- Jdeidat Yabous Location in Syria
- Coordinates: 33°39′14″N 35°58′18″E﻿ / ﻿33.65389°N 35.97167°E
- Country: Syria
- Governorate: Rif Dimashq Governorate
- District: Qudsaya District
- Nahiyah: Al-Dimas

Population (2004 census)
- • Total: 994
- Time zone: UTC+3 (EET)
- • Summer (DST): UTC+2 (EEST)

= Jdeidat Yabous =

Jdeidat Yabous (جديدة يابوس; also spelled Jdeidet Yabous), previously known as Ainkania, is a village situated 45 km west of Damascus, Syria.
According to the Syria Central Bureau of Statistics, the village had a population of 994 in the 2004 census.

The village is in the hills, on the border between Syria and Lebanon with Masnaa Border Crossing nearby. Weapons have been seized at the checkpoint, being smuggled from Lebanon concealed in the floor of a truck, to arm rebels in the Syrian civil war.

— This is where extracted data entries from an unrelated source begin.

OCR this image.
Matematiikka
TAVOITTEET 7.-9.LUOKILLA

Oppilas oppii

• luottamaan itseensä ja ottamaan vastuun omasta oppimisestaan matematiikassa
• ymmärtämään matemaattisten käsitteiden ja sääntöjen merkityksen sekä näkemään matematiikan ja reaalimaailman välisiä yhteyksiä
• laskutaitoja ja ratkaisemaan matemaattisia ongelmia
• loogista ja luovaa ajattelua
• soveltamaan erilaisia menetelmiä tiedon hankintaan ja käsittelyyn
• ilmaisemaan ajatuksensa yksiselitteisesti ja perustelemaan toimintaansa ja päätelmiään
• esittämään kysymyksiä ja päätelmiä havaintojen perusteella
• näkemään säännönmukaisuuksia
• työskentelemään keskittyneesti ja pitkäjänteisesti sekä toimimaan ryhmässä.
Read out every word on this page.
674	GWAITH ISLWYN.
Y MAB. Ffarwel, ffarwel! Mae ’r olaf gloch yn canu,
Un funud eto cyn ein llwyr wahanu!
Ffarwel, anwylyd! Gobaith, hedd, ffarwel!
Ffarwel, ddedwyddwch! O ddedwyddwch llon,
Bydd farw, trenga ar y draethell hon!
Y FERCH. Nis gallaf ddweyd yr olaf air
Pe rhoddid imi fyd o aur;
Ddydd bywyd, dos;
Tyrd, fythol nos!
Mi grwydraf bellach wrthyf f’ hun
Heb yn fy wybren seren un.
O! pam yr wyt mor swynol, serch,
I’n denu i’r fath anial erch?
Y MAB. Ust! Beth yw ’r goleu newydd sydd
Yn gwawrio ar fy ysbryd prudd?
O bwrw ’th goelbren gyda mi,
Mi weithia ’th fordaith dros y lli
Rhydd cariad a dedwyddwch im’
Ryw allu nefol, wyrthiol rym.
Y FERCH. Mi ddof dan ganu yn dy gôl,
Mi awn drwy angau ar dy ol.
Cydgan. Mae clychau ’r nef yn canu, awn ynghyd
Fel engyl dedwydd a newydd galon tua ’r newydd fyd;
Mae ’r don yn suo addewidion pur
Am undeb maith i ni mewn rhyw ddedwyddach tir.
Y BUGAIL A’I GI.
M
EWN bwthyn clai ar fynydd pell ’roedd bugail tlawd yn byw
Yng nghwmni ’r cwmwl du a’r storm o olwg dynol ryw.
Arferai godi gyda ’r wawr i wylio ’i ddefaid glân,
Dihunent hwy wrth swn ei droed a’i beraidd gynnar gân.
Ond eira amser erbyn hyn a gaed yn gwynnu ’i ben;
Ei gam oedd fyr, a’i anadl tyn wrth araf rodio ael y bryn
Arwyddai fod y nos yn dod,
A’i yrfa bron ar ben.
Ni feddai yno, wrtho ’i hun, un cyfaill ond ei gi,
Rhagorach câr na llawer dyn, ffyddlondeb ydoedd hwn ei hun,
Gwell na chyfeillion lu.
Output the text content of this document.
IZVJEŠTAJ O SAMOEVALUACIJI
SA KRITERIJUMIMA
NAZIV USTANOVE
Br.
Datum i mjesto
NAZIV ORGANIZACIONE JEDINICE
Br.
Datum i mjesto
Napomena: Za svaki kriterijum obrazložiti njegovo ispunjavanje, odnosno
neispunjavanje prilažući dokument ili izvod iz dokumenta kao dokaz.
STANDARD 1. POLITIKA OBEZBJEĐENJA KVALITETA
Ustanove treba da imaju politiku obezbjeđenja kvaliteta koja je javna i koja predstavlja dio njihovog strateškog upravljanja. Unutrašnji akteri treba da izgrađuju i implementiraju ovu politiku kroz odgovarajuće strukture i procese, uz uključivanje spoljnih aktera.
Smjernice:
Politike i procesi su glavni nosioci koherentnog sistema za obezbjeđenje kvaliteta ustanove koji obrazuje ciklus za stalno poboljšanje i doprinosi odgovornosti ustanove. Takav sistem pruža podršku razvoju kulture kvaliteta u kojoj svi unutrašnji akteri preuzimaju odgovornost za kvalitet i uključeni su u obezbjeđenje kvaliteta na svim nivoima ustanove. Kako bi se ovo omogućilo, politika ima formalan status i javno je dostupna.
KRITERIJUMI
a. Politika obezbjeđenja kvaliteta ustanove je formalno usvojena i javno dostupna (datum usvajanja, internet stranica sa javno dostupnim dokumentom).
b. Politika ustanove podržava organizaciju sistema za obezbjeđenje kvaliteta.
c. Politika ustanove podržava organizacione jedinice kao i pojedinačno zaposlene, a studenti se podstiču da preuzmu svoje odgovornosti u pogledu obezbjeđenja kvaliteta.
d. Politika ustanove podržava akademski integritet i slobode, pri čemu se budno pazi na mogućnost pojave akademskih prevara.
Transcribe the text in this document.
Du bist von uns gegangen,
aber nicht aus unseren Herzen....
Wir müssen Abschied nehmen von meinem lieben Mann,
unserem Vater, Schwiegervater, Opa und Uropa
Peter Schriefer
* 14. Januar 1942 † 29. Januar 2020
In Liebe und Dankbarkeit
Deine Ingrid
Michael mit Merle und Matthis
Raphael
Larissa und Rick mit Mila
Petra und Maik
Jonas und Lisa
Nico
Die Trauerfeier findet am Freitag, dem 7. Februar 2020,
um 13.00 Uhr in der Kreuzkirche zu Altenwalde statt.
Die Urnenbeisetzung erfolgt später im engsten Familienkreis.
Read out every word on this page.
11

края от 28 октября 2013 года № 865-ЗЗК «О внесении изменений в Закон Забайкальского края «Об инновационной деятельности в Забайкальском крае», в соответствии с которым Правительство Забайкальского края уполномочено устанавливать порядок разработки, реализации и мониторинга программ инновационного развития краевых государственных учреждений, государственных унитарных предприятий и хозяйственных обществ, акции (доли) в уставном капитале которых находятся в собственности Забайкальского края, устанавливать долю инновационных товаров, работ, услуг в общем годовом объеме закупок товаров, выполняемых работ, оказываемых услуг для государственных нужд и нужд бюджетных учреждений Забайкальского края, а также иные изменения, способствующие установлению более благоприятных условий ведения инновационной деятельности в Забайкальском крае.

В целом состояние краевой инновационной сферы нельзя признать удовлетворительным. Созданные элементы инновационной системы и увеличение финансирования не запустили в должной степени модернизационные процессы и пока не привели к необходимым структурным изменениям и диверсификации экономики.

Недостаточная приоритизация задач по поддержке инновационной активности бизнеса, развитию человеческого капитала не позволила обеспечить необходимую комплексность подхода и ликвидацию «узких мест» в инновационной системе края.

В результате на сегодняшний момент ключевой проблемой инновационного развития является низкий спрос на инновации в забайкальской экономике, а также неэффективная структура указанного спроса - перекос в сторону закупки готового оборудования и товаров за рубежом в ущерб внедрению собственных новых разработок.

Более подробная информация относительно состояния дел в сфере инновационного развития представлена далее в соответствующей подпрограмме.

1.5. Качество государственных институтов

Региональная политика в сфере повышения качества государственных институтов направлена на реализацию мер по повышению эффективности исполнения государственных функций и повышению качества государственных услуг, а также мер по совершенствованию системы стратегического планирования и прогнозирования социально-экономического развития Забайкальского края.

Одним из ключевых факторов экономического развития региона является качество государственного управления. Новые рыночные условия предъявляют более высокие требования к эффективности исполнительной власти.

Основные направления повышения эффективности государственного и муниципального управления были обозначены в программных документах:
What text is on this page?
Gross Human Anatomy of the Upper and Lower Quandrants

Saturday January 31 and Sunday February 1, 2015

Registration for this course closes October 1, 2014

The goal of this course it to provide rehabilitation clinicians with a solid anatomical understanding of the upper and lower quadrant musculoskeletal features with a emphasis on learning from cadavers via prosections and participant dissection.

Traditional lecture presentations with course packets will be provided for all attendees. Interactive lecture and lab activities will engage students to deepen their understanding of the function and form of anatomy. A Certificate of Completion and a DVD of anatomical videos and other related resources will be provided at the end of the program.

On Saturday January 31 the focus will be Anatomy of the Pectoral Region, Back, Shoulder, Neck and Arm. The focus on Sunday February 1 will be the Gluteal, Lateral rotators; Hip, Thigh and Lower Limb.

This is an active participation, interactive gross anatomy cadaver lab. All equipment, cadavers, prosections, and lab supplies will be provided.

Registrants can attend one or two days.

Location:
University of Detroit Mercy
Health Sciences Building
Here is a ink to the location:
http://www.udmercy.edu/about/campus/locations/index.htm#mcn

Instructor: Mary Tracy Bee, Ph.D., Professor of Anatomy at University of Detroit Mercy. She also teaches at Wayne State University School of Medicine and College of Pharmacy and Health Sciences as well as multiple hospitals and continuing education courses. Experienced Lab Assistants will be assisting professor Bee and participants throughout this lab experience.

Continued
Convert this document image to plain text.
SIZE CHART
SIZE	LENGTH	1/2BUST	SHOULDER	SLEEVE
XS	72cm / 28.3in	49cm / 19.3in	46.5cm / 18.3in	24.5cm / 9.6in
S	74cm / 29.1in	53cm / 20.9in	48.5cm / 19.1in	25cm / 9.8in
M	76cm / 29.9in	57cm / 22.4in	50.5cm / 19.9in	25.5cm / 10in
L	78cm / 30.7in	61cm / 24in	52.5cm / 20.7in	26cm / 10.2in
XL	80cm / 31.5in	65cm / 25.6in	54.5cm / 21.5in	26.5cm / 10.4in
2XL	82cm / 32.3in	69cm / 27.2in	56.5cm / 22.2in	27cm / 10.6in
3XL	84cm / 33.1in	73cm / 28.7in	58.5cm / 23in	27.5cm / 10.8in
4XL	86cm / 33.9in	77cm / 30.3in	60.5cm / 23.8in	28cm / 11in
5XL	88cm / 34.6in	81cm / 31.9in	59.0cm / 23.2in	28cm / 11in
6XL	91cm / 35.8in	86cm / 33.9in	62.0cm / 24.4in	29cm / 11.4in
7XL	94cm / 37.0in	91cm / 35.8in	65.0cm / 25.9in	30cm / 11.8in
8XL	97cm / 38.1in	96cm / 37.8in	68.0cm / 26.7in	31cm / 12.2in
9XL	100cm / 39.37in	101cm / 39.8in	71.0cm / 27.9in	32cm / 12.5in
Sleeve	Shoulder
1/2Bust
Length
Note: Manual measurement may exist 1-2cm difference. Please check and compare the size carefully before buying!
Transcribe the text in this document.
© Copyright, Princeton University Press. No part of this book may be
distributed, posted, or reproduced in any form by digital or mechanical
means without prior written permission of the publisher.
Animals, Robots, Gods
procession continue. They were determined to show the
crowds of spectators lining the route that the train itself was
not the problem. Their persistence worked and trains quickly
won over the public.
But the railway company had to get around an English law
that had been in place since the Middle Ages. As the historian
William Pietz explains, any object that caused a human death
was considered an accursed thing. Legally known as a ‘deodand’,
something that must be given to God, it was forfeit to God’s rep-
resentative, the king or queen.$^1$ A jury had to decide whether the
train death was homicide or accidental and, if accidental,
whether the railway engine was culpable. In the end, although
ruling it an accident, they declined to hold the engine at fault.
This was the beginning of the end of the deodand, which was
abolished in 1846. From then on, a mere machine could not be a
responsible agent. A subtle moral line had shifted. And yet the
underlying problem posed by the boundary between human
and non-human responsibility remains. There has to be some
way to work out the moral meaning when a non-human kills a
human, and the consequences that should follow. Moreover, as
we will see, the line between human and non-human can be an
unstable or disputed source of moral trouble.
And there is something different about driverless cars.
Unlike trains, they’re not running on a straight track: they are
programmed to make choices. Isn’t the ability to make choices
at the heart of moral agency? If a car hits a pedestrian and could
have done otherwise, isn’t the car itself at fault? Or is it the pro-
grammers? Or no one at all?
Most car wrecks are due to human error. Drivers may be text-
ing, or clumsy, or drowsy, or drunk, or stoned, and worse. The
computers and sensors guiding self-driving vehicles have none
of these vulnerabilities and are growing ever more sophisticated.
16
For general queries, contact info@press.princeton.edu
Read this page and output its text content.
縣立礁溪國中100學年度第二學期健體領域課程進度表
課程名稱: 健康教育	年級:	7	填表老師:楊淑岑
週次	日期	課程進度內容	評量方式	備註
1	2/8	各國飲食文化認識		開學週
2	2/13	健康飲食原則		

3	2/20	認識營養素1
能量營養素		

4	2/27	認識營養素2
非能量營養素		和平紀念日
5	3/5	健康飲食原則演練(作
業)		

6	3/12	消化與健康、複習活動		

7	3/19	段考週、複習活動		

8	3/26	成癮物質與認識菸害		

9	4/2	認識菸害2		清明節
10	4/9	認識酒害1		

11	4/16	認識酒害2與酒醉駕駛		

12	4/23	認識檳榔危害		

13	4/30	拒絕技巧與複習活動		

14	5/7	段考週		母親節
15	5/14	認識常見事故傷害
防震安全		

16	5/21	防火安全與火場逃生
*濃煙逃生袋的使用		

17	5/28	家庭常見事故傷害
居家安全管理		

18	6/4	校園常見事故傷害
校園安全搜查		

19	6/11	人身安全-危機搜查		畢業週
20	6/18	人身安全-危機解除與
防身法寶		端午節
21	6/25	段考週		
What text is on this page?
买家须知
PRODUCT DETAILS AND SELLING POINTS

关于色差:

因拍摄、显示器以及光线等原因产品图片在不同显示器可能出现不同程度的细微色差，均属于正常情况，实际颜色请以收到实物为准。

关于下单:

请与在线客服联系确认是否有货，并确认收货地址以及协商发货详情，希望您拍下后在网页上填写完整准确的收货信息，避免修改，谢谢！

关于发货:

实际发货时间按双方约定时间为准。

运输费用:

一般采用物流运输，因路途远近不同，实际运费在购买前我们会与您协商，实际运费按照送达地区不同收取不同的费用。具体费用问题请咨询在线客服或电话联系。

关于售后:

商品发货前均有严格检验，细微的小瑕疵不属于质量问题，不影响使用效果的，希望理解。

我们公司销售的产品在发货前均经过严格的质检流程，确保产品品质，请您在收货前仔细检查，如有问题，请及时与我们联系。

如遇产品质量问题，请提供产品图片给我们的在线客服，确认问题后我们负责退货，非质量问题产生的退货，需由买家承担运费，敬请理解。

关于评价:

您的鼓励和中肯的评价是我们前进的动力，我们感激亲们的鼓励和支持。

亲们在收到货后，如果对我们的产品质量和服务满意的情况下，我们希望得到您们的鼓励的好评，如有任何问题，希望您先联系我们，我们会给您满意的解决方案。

There are seams of iron ore in the area.

==Ain Qaniya spring and Roman temple==
There is a spring and Roman temple in the area called Ain Qaniya or Ayn Qaniya. Julien Aliquot identified the ancient name of the village, which was previously called Ainkania after this spring. A study of the ancient settlement and sanctuary is currently in progress under Ibrahim Omeri. It has been suggested that the goddess Leucothea was worshiped at the temple, which sits in the north east of a group of Temples of Mount Hermon.